Fixing broken links will not only improve the impression Google has of your site for SEO, but it will also reduce the need for unnecessary requests when loading your pages.
9. Reduce Redirect Links
Redirect links, also known as 301’s are very important to redirect a visitor who might be visiting a page that may have been deleted or moved.
Using Screaming Frog (again) can help you identify any status codes showing as 301’s. Too many can create additional requests. If you remove completely as Google suggests here then great. But a tad unrealistic in my eyes.
To improve page load speeds, try and find any 301’s that are not necessary anymore and eliminate any chains (redirects pointing to more redirects).
10. Accelerated Mobile Pages
With mobile search now overtaking desktop, it is imperative for brands to not just be responsive but to be actively seeking to improve customer experience through their mobile devices. That means delivering content that their mobile customer want (and engage with) not just replicating the desktop site.
Accelerated Mobile Pages (AMP) is a Google-led project with the sole purpose of delivering a faster mobile web experience. In simple terms, it is a stripped down version of html.
On Feb. 24, 2016, Google officially integrated AMP listings into its mobile search results. Pages making use of AMP coding appear within special places in the search results and/or with a special “AMP” designation. Reference Search Engine Land
Recently, Google also announced AMP for email, helping to deliver AMP experiences in your inbox. It is clear, that Accelerated Mobile Pages are here to stay.

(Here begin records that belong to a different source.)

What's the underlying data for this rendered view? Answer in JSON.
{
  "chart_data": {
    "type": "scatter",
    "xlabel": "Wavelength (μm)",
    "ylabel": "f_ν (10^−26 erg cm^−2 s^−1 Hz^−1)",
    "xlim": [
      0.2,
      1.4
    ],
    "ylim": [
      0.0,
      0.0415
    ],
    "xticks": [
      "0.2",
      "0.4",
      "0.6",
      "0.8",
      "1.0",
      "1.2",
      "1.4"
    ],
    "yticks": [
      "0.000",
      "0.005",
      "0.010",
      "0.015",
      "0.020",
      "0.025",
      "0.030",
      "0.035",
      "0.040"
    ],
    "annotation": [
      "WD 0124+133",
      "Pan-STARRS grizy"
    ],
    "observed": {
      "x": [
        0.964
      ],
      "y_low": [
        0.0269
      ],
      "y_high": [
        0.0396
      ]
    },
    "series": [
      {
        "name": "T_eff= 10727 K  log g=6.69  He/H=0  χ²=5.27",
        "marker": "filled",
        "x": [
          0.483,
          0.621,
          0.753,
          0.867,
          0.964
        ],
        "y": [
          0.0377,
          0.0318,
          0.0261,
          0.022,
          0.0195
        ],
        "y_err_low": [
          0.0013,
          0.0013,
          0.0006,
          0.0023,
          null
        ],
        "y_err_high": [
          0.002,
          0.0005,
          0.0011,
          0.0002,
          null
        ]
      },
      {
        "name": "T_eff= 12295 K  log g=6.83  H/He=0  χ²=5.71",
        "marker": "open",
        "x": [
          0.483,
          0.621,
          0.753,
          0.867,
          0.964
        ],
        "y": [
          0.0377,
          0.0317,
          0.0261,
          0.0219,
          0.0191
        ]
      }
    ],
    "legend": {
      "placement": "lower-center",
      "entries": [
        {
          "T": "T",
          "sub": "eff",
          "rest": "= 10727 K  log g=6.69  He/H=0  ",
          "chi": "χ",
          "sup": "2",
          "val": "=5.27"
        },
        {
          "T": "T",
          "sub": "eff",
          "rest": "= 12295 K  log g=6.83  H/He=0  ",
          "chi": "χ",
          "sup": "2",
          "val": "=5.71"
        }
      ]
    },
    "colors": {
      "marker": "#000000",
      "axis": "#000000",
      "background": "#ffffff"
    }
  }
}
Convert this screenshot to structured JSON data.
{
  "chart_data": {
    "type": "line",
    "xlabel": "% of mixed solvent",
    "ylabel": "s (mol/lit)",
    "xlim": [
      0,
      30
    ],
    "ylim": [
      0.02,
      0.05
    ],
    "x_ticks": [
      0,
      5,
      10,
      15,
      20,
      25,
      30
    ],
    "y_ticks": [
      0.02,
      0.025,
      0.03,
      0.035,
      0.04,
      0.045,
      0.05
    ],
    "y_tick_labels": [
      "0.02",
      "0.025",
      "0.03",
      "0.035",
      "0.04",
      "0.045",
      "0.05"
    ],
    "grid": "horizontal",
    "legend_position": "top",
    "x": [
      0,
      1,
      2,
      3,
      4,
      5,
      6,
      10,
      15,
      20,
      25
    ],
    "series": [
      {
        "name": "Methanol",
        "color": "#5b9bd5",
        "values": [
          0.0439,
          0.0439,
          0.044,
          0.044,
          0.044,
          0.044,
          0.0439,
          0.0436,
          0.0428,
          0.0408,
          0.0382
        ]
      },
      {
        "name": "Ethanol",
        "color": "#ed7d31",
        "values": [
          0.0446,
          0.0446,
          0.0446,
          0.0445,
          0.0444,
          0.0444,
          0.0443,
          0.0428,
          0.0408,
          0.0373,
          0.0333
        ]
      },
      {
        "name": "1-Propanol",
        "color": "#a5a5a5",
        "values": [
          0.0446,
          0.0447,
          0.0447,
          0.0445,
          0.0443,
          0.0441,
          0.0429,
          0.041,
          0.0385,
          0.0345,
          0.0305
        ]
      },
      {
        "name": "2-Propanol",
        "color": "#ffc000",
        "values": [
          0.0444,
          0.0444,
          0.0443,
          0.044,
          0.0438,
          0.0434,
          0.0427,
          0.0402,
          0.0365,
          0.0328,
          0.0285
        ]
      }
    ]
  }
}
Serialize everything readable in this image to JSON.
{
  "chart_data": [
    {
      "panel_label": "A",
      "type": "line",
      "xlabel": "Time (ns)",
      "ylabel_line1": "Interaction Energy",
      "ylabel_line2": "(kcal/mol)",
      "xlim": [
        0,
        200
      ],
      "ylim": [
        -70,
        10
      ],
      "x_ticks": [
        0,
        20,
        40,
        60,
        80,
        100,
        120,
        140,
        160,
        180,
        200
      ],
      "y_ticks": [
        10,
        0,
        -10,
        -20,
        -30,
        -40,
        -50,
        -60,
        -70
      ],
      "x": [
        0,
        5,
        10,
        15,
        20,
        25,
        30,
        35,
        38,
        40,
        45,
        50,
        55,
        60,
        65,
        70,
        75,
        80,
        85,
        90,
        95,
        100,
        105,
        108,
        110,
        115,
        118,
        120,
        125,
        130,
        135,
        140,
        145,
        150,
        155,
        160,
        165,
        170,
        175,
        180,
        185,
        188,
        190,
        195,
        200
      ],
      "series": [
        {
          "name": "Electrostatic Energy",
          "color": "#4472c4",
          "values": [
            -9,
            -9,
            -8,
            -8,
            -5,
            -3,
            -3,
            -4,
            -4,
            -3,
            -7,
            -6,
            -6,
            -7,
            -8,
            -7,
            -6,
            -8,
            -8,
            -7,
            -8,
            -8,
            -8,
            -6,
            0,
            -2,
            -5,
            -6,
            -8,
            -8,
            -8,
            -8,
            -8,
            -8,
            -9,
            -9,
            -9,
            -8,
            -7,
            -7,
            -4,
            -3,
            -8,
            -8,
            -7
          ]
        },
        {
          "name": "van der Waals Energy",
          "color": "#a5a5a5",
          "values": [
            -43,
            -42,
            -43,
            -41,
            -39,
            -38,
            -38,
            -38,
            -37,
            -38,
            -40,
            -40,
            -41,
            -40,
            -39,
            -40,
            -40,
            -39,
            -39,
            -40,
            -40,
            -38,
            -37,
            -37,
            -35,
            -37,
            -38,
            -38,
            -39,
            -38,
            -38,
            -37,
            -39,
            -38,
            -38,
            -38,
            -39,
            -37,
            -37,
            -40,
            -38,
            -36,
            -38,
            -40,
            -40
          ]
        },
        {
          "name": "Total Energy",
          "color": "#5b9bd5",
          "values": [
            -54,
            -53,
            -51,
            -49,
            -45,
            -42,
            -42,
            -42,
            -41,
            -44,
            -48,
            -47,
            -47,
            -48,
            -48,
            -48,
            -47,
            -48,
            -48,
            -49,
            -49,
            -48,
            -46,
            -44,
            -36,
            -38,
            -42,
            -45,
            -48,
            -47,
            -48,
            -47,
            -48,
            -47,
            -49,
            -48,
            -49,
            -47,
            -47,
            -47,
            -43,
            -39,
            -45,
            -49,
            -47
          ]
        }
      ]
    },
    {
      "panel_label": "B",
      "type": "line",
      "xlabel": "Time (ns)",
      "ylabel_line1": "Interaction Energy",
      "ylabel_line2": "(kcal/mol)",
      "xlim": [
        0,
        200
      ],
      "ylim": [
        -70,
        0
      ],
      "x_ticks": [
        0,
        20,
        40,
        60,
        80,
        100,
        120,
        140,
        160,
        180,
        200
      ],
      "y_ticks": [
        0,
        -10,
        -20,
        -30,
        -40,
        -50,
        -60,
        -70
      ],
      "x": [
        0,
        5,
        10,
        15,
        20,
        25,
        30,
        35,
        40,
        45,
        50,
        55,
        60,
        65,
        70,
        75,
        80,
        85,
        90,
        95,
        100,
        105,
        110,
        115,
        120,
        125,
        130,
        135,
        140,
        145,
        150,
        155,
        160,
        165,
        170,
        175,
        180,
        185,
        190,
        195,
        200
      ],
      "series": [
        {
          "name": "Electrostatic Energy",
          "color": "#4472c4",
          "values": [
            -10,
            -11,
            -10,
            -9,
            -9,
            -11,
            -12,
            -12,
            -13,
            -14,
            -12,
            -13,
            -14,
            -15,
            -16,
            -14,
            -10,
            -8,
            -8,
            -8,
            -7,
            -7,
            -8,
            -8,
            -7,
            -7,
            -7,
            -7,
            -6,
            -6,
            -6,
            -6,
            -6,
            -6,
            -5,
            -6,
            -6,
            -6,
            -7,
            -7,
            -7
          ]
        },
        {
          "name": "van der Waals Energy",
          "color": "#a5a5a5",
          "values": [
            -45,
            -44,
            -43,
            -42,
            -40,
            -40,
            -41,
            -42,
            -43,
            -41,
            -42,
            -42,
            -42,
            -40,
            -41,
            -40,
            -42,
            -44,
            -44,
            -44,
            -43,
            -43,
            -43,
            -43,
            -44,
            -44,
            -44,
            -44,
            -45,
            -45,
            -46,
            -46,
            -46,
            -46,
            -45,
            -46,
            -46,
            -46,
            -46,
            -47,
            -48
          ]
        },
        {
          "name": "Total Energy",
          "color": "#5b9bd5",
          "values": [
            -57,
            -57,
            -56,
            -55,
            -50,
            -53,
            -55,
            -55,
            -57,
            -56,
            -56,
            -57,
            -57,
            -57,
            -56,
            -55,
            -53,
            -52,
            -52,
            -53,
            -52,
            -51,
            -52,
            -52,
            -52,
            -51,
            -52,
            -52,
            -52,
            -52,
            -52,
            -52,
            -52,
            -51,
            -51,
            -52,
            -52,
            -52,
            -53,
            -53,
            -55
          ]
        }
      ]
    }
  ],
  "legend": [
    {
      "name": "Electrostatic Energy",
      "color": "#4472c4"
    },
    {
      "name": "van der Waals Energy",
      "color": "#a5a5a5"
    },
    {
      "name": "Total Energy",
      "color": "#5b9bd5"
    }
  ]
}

The following is a breakdown of AMP frameworks from Search Engine Land’s How To Get Started With AMP article
- AMP HTML: A subset of HTML, this markup language has some custom tags and properties and many restrictions. But if you are familiar with regular HTML, you should not have difficulty adapting existing pages to AMP HTML. For more details on how it differs from basic HTML, check out AMP Project’s list of required markup that your AMP HTML page “must” have.
- AMP CDN: An optional Content Delivery Network, it will take your AMP-enabled pages, cache them and automatically make some performance optimizations.
Since its inception in 2015, there has been well over 4 billion pages created using this framework. A Google commissioned study showed those pages using AMP’s have:
- 10% increase in website traffic
- 2x increase in time on page
- 20% increase in conversion compared to non-AMP ecommerce pages
This is all positive for ecommerce websites, and I would encourage brands to start testing on a select number of product pages to compare performance
Hopefully, this article has given you a bit more of an in-depth look at the effect slow load times can have on your bottom line and how you can improve your page load speeds.